On Sat, 2025-11-29 at 14:41 +0530, Bhavik Sachdev wrote:
> We would like to add support for checkpoint/restoring file descriptors
> open on these "unmounted" mounts to CRIU (Checkpoint/Restore in
> Userspace) [1].
>
> Currently, we have no way to get mount info for these "unmounted" mounts
> since they do appear in /proc/<pid>/mountinfo and statmount does not
> work on them, since they do not belong to any mount namespace.
>
> This patch helps us by providing a way to get mountinfo for these
> "unmounted" mounts by using a fd on the mount.
>
> Changes from v6 [2] to v7:
> * Add kselftests for STATMOUNT_BY_FD flag.
>
> * Instead of renaming mnt_id_req.mnt_ns_fd to mnt_id_req.fd introduce a
> union so struct mnt_id_req looks like this:
>
> struct mnt_id_req {
> __u32 size;
> union {
> __u32 mnt_ns_fd;
> __u32 mnt_fd;
> };
> __u64 mnt_id;
> __u64 param;
> __u64 mnt_ns_id;
> };
>
> * In case of STATMOUNT_BY_FD grab mnt_ns inside of do_statmount(),
> since we get mnt_ns from mnt, which should happen under namespace lock.
>
> * Remove the modifications made to grab_requested_mnt_ns, those were
> never needed.
>
> Changes from v5 [3] to v6:
> * Instead of returning "[unmounted]" as the mount point for "unmounted"

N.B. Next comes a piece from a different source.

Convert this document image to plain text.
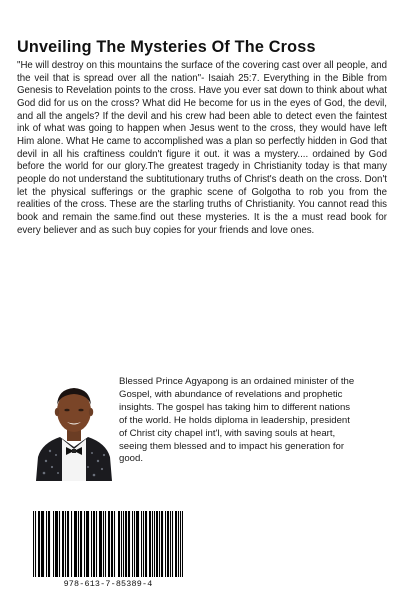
Unveiling The Mysteries Of The Cross
"He will destroy on this mountains the surface of the covering cast over all people, and the veil that is spread over all the nation"- Isaiah 25:7. Everything in the Bible from Genesis to Revelation points to the cross. Have you ever sat down to think about what God did for us on the cross? What did He become for us in the eyes of God, the devil, and all the angels? If the devil and his crew had been able to detect even the faintest ink of what was going to happen when Jesus went to the cross, they would have left Him alone. What He came to accomplished was a plan so perfectly hidden in God that devil in all his craftiness couldn't figure it out. it was a mystery.... ordained by God before the world for our glory.The greatest tragedy in Christianity today is that many people do not understand the subtitutionary truths of Christ's death on the cross. Don't let the physical sufferings or the graphic scene of Golgotha to rob you from the realities of the cross. These are the starling truths of Christianity. You cannot read this book and remain the same.find out these mysteries. It is the a must read book for every believer and as such buy copies for your friends and love ones.
Blessed Prince Agyapong is an ordained minister of the Gospel, with abundance of revelations and prophetic insights. The gospel has taking him to different nations of the world. He holds diploma in leadership, president of Christ city chapel int'l, with saving souls at heart, seeing them blessed and to impact his generation for good.
978-613-7-85389-4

> mounts, we unset the STATMOUNT_MNT_POINT flag in statmount.mask.
>
> * Instead of returning 0 as the mnt_ns_id for "unmounted" mounts, we
> unset the STATMOUNT_MNT_NS_ID flag in statmount.mask.
>
> * Added comment in `do_statmount` clarifying that the caller sets s->mnt
> in case of STATMOUNT_BY_FD.
>
> * In `do_statmount` move the mnt_ns_id and mnt_ns_empty() check just
> before lookup_mnt_in_ns().
>
> * We took another look at the capability checks for getting information
> for "unmounted" mounts using an fd and decided to remove them for the
> following reasons:
>
> - All fs related information is available via fstatfs() without any
> capability check.
>
> - Mount information is also available via /proc/pid/mountinfo (without
> any capability check).
>
> - Given that we have access to a fd on the mount which tells us that
> we had access to the mount at some point (or someone that had access
> gave us the fd). So, we should be able to access mount info.
>
> Changes from v4 [4] to v5:
> Check only for s->root.mnt to be NULL instead of checking for both
> s->root.mnt and s->root.dentry (I did not find a case where only one of
> them would be NULL).
>
> * Only allow system root (CAP_SYS_ADMIN in init_user_ns) to call
> statmount() on fd's on "unmounted" mounts. We (mostly Pavel) spent some
> time thinking about how our previous approach (of checking the opener's
> file credentials) caused problems.
>
> Please take a look at the linked pictures they describe everything more
> clearly.
>
> Case 1: A fd is on a normal mount (Link to Picture: [5])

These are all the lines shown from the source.